The Nigerian Centre for Disease Control (NCDC) on Saturday confirmed that reported deaths from a “strange illness” in Enugu and Delta states in recent weeks were caused by yellow fever, an acute viral haemorrhagic disease that can kill within 10 days if symptoms become severe.
Authorities in Enugu on Thursday said a strange ailment had killed many people with an official saying over 50 people had died in parts of the state since early September when it began spreading.
Meanwhile, the government in Delta State on Friday confirmed that the strange disease also spreading in the state was yellow fever, according to initial investigations.
The Delta State health commissioner, Mordi Ononye, said the number of deaths recorded so far was about 22.
In a statement on Saturday, the NCDC director, Chikwe Ihekweazu, said Delta notified the NCDC about cases presenting with symptoms of yellow fever on November 2, while Enugu State followed suit on November 3.
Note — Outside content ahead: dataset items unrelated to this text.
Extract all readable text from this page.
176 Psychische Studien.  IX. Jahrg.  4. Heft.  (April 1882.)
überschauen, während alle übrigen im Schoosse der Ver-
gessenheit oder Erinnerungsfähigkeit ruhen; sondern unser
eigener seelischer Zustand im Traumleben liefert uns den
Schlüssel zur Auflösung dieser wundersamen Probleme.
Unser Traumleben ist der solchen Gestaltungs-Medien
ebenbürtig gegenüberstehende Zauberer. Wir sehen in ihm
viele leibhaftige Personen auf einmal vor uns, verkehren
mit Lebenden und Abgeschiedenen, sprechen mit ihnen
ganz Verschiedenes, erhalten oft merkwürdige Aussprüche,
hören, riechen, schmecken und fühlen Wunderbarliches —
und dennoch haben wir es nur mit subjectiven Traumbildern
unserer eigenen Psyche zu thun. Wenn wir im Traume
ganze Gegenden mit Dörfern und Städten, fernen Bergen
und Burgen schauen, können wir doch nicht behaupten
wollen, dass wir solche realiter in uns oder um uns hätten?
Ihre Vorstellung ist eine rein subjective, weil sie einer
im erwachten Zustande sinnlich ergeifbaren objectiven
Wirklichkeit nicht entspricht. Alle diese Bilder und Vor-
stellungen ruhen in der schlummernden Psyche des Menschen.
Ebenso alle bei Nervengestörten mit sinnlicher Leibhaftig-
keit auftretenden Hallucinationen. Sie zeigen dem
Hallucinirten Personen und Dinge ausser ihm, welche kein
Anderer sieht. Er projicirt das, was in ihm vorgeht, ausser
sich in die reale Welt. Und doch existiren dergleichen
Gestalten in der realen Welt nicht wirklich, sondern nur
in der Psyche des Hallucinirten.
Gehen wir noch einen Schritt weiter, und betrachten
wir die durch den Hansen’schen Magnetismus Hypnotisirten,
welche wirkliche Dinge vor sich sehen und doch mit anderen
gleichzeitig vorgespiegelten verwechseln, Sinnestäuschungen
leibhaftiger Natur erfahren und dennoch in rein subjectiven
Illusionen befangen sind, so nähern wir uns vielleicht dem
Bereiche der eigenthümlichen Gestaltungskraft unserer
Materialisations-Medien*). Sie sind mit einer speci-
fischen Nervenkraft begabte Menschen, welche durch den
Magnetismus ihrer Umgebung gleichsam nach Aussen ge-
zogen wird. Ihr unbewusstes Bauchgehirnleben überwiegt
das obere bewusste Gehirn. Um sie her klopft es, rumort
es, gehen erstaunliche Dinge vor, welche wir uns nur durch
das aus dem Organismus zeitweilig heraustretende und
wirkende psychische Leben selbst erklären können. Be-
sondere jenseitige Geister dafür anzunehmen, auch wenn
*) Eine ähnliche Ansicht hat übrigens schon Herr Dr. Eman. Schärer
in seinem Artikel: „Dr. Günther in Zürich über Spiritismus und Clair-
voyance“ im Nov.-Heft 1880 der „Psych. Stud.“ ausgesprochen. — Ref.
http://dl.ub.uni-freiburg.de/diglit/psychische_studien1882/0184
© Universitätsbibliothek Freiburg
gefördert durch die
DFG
According to the official, most of the cases had symptoms including fever, headache, fatigue, jaundice and vomiting (with or without blood).
“As of November 6, three samples from Delta and one sample from Enugu State tested positive for Yellow Fever at the Irrua Specialist Teaching Hospital Laboratory in Edo and the NCDC’s National Reference Laboratory in Abuja.”
He said the NCDC had activated an incident management system to coordinate response activities and had sent Rapid Response Teams to the two states.
“They are carrying out active case searches, risk communications and community engagement as well as ensuring prompt management of cases, while our sister agency, the NPHCDA is planning a vaccination campaign”, Mr Ihekweazu said.
He said more samples were being tested from both states to confirm the causative organism of the outbreak.
The director-general said that epidemiology teams from both states were leading the investigation with support from the NCDC, the National Primary Health Care Development Agency (NPHCDA) and the WHO.